Set rc=$$ConfigJrndir^SHDWX(shadow_id,locdir,remdir)
This specifies that Set and Kill transactions from the source directory, remdir, be redirected to the shadow directory, locdir.
Unlike journal files, there is no default redirection for a source database—if it is not explicitly redirected, Set and Kill transactions from that database are ignored by the dejournaling process of the shadow.
Finally, to start and stop shadowing:
Set rc=$$START1^SHDWCLI("test") Set rc=$$STOP1^SHDWCLI("test")
See Shadow Information Global and Utilities for more information.
5.3.2 Cluster Shadowing Limitations
There are a few limitations in the cluster shadowing process.
Database updates that are journaled outside a cluster are not shadowed. Here are two examples:
• After a cluster shuts down, if a former member of the cluster starts up as a stand-alone system and issues updates to some (formerly clustered) databases, the updates do not appear on the shadow.
• After a formerly stand-alone system joins a cluster, the new updates made to its private databases appear on the shadow (if they are defined in the database mapping), but none of the updates made before the system joined the cluster appear.
For this reason, joining a cluster on the fly (by cluster-mounting a database) should be planned carefully in coordination with any shadow of the cluster.
In cluster shadowing, there is latency that affects the dejournaler. Journal files on the destination shadow side are not nec-essarily as up to date as what has been journaled on the source cluster. The shadow applies production journals asynchronously so as not to affect performance on the production server. This results in possible latency in data applied to the shadow.

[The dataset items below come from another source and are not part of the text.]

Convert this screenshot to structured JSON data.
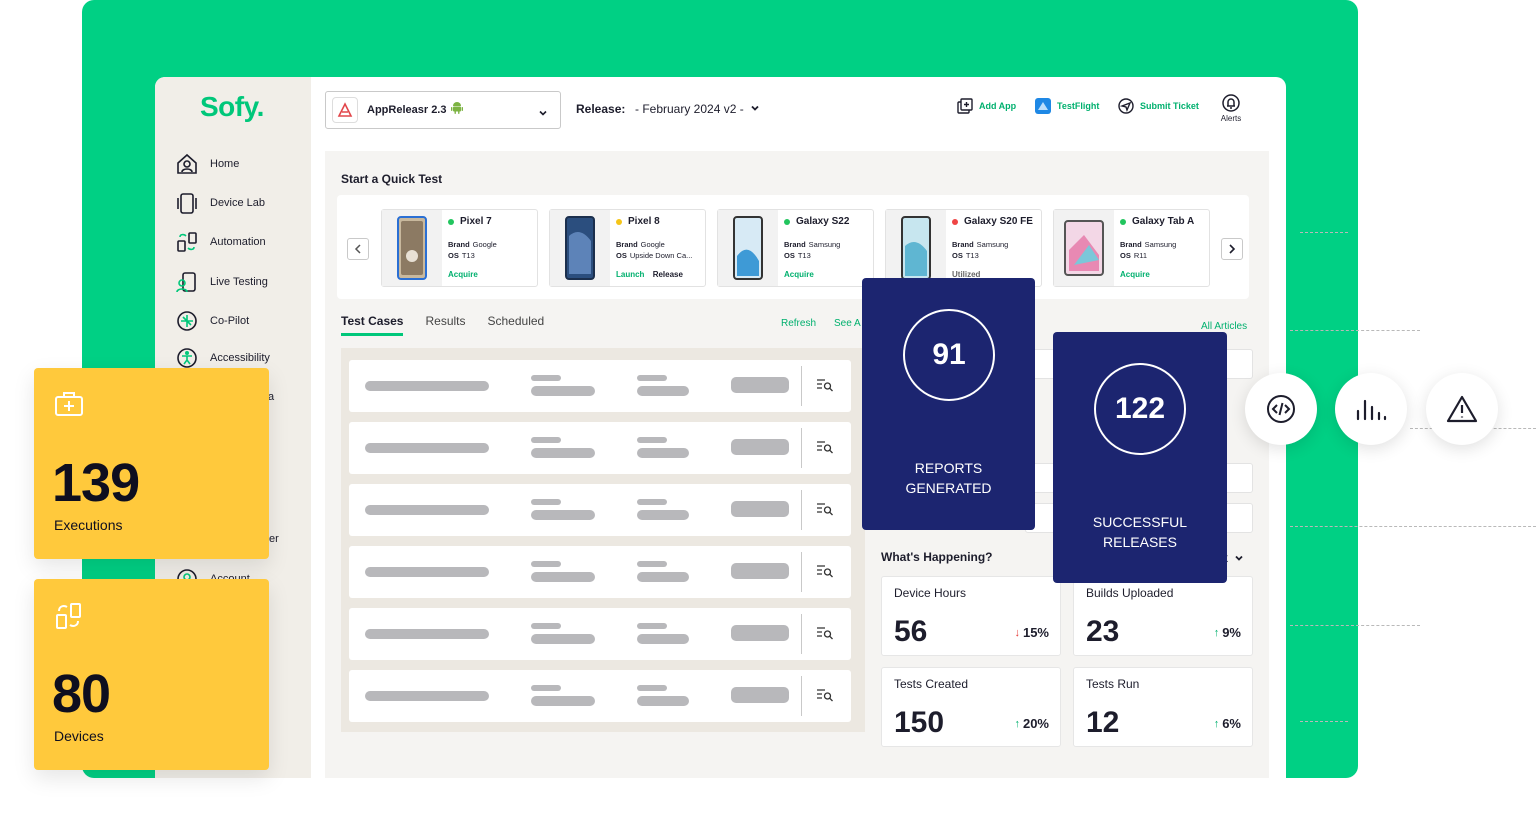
{
  "app": {
    "logo": "Sofy.",
    "app_selector": "AppReleasr 2.3",
    "release_label": "Release:",
    "release_value": "- February 2024 v2 -"
  },
  "top_actions": {
    "add_app": "Add App",
    "testflight": "TestFlight",
    "submit_ticket": "Submit Ticket",
    "alerts": "Alerts"
  },
  "sidebar": {
    "items": [
      {
        "label": "Home",
        "icon": "home-icon"
      },
      {
        "label": "Device Lab",
        "icon": "device-icon"
      },
      {
        "label": "Automation",
        "icon": "automation-icon"
      },
      {
        "label": "Live Testing",
        "icon": "live-testing-icon"
      },
      {
        "label": "Co-Pilot",
        "icon": "copilot-icon"
      },
      {
        "label": "Accessibility",
        "icon": "accessibility-icon"
      }
    ],
    "partial_1": "a",
    "partial_2": "er",
    "partial_3": "Account"
  },
  "quick_test": {
    "title": "Start a Quick Test",
    "devices": [
      {
        "name": "Pixel 7",
        "status_color": "#22c55e",
        "brand_label": "Brand",
        "brand": "Google",
        "os_label": "OS",
        "os": "T13",
        "action": "Acquire",
        "action2": ""
      },
      {
        "name": "Pixel 8",
        "status_color": "#f5c518",
        "brand_label": "Brand",
        "brand": "Google",
        "os_label": "OS",
        "os": "Upside Down Ca...",
        "action": "Launch",
        "action2": "Release"
      },
      {
        "name": "Galaxy S22",
        "status_color": "#22c55e",
        "brand_label": "Brand",
        "brand": "Samsung",
        "os_label": "OS",
        "os": "T13",
        "action": "Acquire",
        "action2": ""
      },
      {
        "name": "Galaxy S20 FE",
        "status_color": "#ef4444",
        "brand_label": "Brand",
        "brand": "Samsung",
        "os_label": "OS",
        "os": "T13",
        "action": "Utilized",
        "action2": ""
      },
      {
        "name": "Galaxy Tab A",
        "status_color": "#22c55e",
        "brand_label": "Brand",
        "brand": "Samsung",
        "os_label": "OS",
        "os": "R11",
        "action": "Acquire",
        "action2": ""
      }
    ]
  },
  "tabs": [
    "Test Cases",
    "Results",
    "Scheduled"
  ],
  "links": {
    "refresh": "Refresh",
    "see_all": "See A",
    "all_articles": "All Articles"
  },
  "whats_happening": {
    "title": "What's Happening?",
    "dropdown_fragment": "k",
    "metrics": [
      {
        "title": "Device Hours",
        "value": "56",
        "change": "15%",
        "direction": "down"
      },
      {
        "title": "Builds Uploaded",
        "value": "23",
        "change": "9%",
        "direction": "up"
      },
      {
        "title": "Tests Created",
        "value": "150",
        "change": "20%",
        "direction": "up"
      },
      {
        "title": "Tests Run",
        "value": "12",
        "change": "6%",
        "direction": "up"
      }
    ]
  },
  "overlays": {
    "reports_value": "91",
    "reports_label_1": "REPORTS",
    "reports_label_2": "GENERATED",
    "releases_value": "122",
    "releases_label_1": "SUCCESSFUL",
    "releases_label_2": "RELEASES"
  },
  "stat_cards": [
    {
      "value": "139",
      "label": "Executions",
      "icon": "first-aid-box-icon"
    },
    {
      "value": "80",
      "label": "Devices",
      "icon": "device-swap-icon"
    }
  ],
  "floating_icons": [
    "code-icon",
    "bar-chart-icon",
    "warning-icon"
  ],
  "colors": {
    "brand_green": "#00d084",
    "navy": "#1c2570",
    "yellow": "#ffc93c",
    "link_green": "#00b06e",
    "down_red": "#e53935"
  }
}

Only one Caché cluster can be the target of a cluster shadow at any time, although there can be multiple shadows on one machine. There is no guarantee regarding the interactions between the multiple shadows, thus it is the user’s responsibility to ensure that they are mutually exclusive. If you have a single instance with multiple shadows pointing at different clusters, it is your responsibility to ensure that the shadow datasets are mutually exclusive. For example, assume you have two clusters (A and B) shadowed on a single machine: cluster A has datasets X, Y, and Z; cluster B has datasets L, M, and N.
Since Caché does not guarantee that datasets X (cluster A) and L (cluster B) are mutually exclusive during the dejournaling process (that is, that one shadow is dejournaling dataset X while the other is dejournaling dataset L), it is your responsibility to ensure that the datasets do not overlap.
Note: Exclude Caché databases from RTVScan when using Symantec Antivirus software to avoid the condition of the cluster shadow hanging on Windows XP. See the Release Notes for Symantec AntiVirus Corporate Edition 8.1.1 for detailed information.